Personal information
- Born: 18 September 1982 (age 43) Klaipėda, Lithuanian SSR, Soviet Union
- Nationality: Lithuanian
- Listed height: 1.88 m (6 ft 2 in)
- Listed weight: 82 kg (181 lb)

Career information
- High school: Norfolk Collegiate School (Norfolk, Virginia); Laurinburg Institute (Laurinburg, North Carolina);
- College: American (2003–2007)
- NBA draft: 2007: undrafted
- Playing career: 2007–2019
- Position: Point guard

Career history
- 2007: Ciudad Real
- 2007–2008: CB Tíjola
- 2008–2009: Neptūnas Klaipėda
- 2009–2010: Cholet Basket
- 2010–2011: Iraklis B.C.
- 2011–2012: BK Prostějov
- 2012: BC Khimik
- 2012–2013: Anwil Włocławek
- 2013–2014: Neptūnas Klaipėda
- 2014–2015: Anwil Włocławek
- 2015–2016: Dzūkija Alytus
- 2016-2017: BC Šilutė
- 2017-2019: BC Gargždai-SC

Career highlights
- French League champion (2010);

= Arvydas Eitutavičius =

Lithuanian basketball player (born 1982)

Arvydas Eitutavičius (born 18 September 1982) is a Lithuanian former professional basketball player who last played for BC Gargždai-SC of the National Basketball League. He attended Norfolk Collegiate School and Laurinburg Institute before enrolling to American University to play college basketball for the Eagles. Subsequently he pursued a professional career, playing for several clubs in Europe. Eitutavičius is a point guard.

==Amateur career ==
Eitutavičius left Lithuania in 2001 to play high school basketball in the United States. He attended the Norfolk Collegiate School in Norfolk, Virginia for a year and the Laurinburg Institute in North Carolina for another year before enrolling into NCAA Division I's American University based in Washington, D.C. He saw little playing time during his freshman and sophomore years, but became the team's starting shooting guard in his junior and senior years. As a senior, he recorded 25.3 minutes, 11.6 points, 2.7 rebounds, 2.1 assists per game.

== Professional career ==
After graduation, he signed with Ciudad Real, a minor Spanish basketball team playing in Liga EBA. After starring in 24 games, Eitutavičius then played for CB Tíjola of the second-tier LEB league. There, however, he played only 2 games and recorded 12 points, 8 rebounds and 4 assists in 2 games. In 2008, he returned to his homeland and played for BC Neptūnas. He appeared in 29 games for the club, averaging 13.0 points per game, 3.9 rebounds per game, 3.1 assists per game and 1.1 steals per game in 28.8 minutes per game. The following season, he moved to Cholet Basket playing in Pro A. That season, his team won the Pro A championship and he was an important bench player for the team, averaging 6.8 points, 1.4 rebounds and 1.8 assists per game. He also debuted in Eurocup that season, averaging 9.8 points, 2.7 rebounds and 2.2 assists per game.

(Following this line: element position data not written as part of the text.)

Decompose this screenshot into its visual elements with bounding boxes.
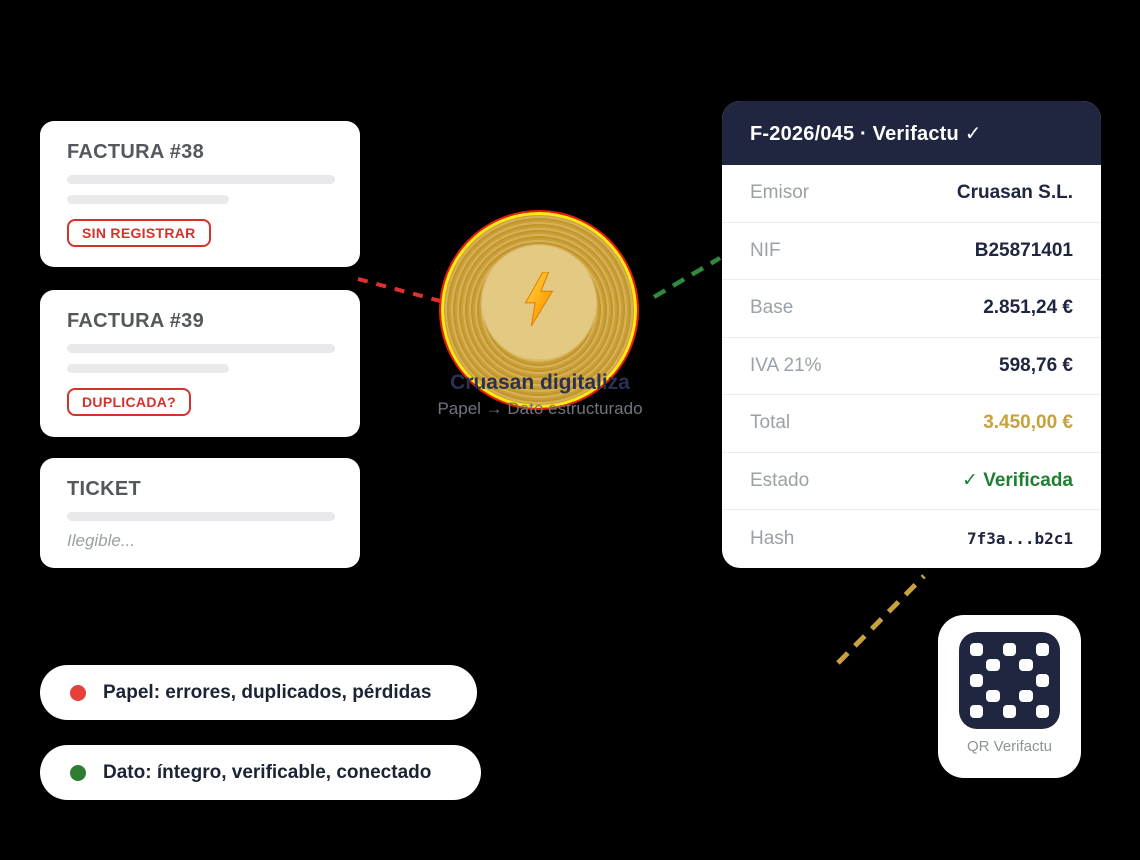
legend-pill-paper: Papel: errores, duplicados, pérdidas: [40, 665, 477, 720]
qr-cell: [1019, 643, 1032, 656]
invoice-to-qr-dashed-line: [836, 574, 926, 665]
green-dot-icon: [70, 764, 86, 781]
coin-to-invoice-dashed-line: [652, 256, 722, 299]
row-label: IVA 21%: [750, 354, 822, 376]
qr-cell: [1019, 658, 1033, 672]
skeleton-bar: [67, 364, 229, 373]
qr-cell: [1003, 690, 1016, 703]
doc-title: TICKET: [67, 478, 142, 500]
row-label: NIF: [750, 239, 781, 261]
row-value-hash: 7f3a...b2c1: [967, 529, 1073, 549]
row-label: Hash: [750, 527, 795, 549]
legend-text: Papel: errores, duplicados, pérdidas: [103, 681, 432, 703]
row-value-total: 3.450,00 €: [983, 412, 1073, 434]
processor-subtitle: Papel → Dato estructurado: [437, 399, 643, 418]
invoice-header: F-2026/045 · Verifactu ✓: [722, 101, 1101, 165]
processor-title: Cruasan digitaliza: [450, 371, 630, 394]
qr-cell: [1003, 674, 1016, 687]
skeleton-bar: [67, 512, 335, 521]
qr-cell: [1002, 705, 1017, 718]
row-value: B25871401: [974, 239, 1073, 261]
qr-cell: [986, 689, 1000, 703]
skeleton-bar: [67, 195, 229, 204]
invoice-row-nif: NIF B25871401: [722, 223, 1101, 280]
row-label: Base: [750, 297, 794, 319]
qr-cell: [986, 643, 999, 656]
qr-cell: [1035, 674, 1049, 687]
qr-cell: [1019, 674, 1032, 687]
qr-cell: [1036, 659, 1049, 672]
doc-title: FACTURA #38: [67, 141, 205, 163]
qr-cell: [970, 659, 983, 672]
skeleton-bar: [67, 344, 335, 353]
qr-cell: [970, 643, 984, 656]
qr-label: QR Verifactu: [966, 738, 1053, 755]
invoice-row-base: Base 2.851,24 €: [722, 280, 1101, 338]
row-value: Cruasan S.L.: [956, 182, 1073, 204]
paper-to-coin-dashed-line: [357, 277, 445, 304]
invoice-row-hash: Hash 7f3a...b2c1: [722, 510, 1101, 568]
row-label: Emisor: [750, 182, 810, 204]
qr-cell: [986, 658, 1000, 672]
invoice-card: F-2026/045 · Verifactu ✓ Emisor Cruasan …: [722, 101, 1101, 568]
invoice-row-estado: Estado ✓ Verificada: [722, 453, 1101, 510]
illegible-note: Ilegible...: [67, 531, 136, 550]
qr-cell: [986, 705, 999, 718]
qr-grid: [959, 632, 1060, 729]
invoice-row-iva: IVA 21% 598,76 €: [722, 338, 1101, 395]
red-dot-icon: [70, 684, 86, 701]
qr-cell: [970, 674, 984, 687]
qr-cell: [1019, 689, 1033, 703]
status-badge-duplicada: DUPLICADA?: [67, 388, 191, 416]
qr-card: QR Verifactu: [938, 615, 1081, 778]
row-value: 598,76 €: [999, 354, 1073, 376]
qr-cell: [1036, 690, 1049, 703]
qr-cell: [1035, 705, 1049, 718]
digitizer-coin: [441, 212, 637, 408]
doc-card-ticket: TICKET Ilegible...: [40, 458, 360, 568]
qr-cell: [1003, 659, 1016, 672]
row-value: 2.851,24 €: [983, 297, 1073, 319]
qr-cell: [1019, 705, 1032, 718]
legend-pill-data: Dato: íntegro, verificable, conectado: [40, 745, 481, 800]
qr-cell: [1035, 643, 1049, 656]
qr-cell: [970, 690, 983, 703]
row-label: Estado: [750, 469, 810, 491]
legend-text: Dato: íntegro, verificable, conectado: [103, 761, 432, 783]
qr-cell: [1002, 643, 1017, 656]
row-label: Total: [750, 412, 791, 434]
lightning-bolt-icon: [524, 271, 554, 326]
qr-cell: [986, 674, 999, 687]
doc-title: FACTURA #39: [67, 310, 205, 332]
invoice-row-total: Total 3.450,00 €: [722, 395, 1101, 453]
qr-cell: [970, 705, 984, 718]
status-badge-sin-registrar: SIN REGISTRAR: [67, 219, 211, 247]
skeleton-bar: [67, 175, 335, 184]
row-value-verified: ✓ Verificada: [962, 470, 1073, 492]
doc-card-factura-38: FACTURA #38 SIN REGISTRAR: [40, 121, 360, 267]
doc-card-factura-39: FACTURA #39 DUPLICADA?: [40, 290, 360, 437]
invoice-row-emisor: Emisor Cruasan S.L.: [722, 165, 1101, 223]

After the championship season, Eitutavičius signed with the Greek basketball club Iraklis. He appeared in 24 games for the club, averaging 7.5 points, 2.1 rebounds, 1.5 assists and 0.9 steals per game on 25.5 minutes per game. In the subsequent years, he moved around Eastern and Central Europe, playing in Czech Republic, Ukraine and Poland. In 2013, he once again returned to his homeland to play for BC Neptūnas. He appeared in 17 games for the club, averaging 4.1 points per game, 2.1 rebounds per game and 2.2 assists per game in 16.8 minutes per game. In August 2014 Eitutavičius returned to Anwil Włocławek.

== Lithuania national basketball team ==
Eitutavičius was a candidate to represent the Lithuania national basketball team at the 2010 FIBA World Championship. He played for the reserve team and was invited by coach Kęstutis Kemzūra to join the main roster. He, however, was released from the team one week prior to the start of the championship.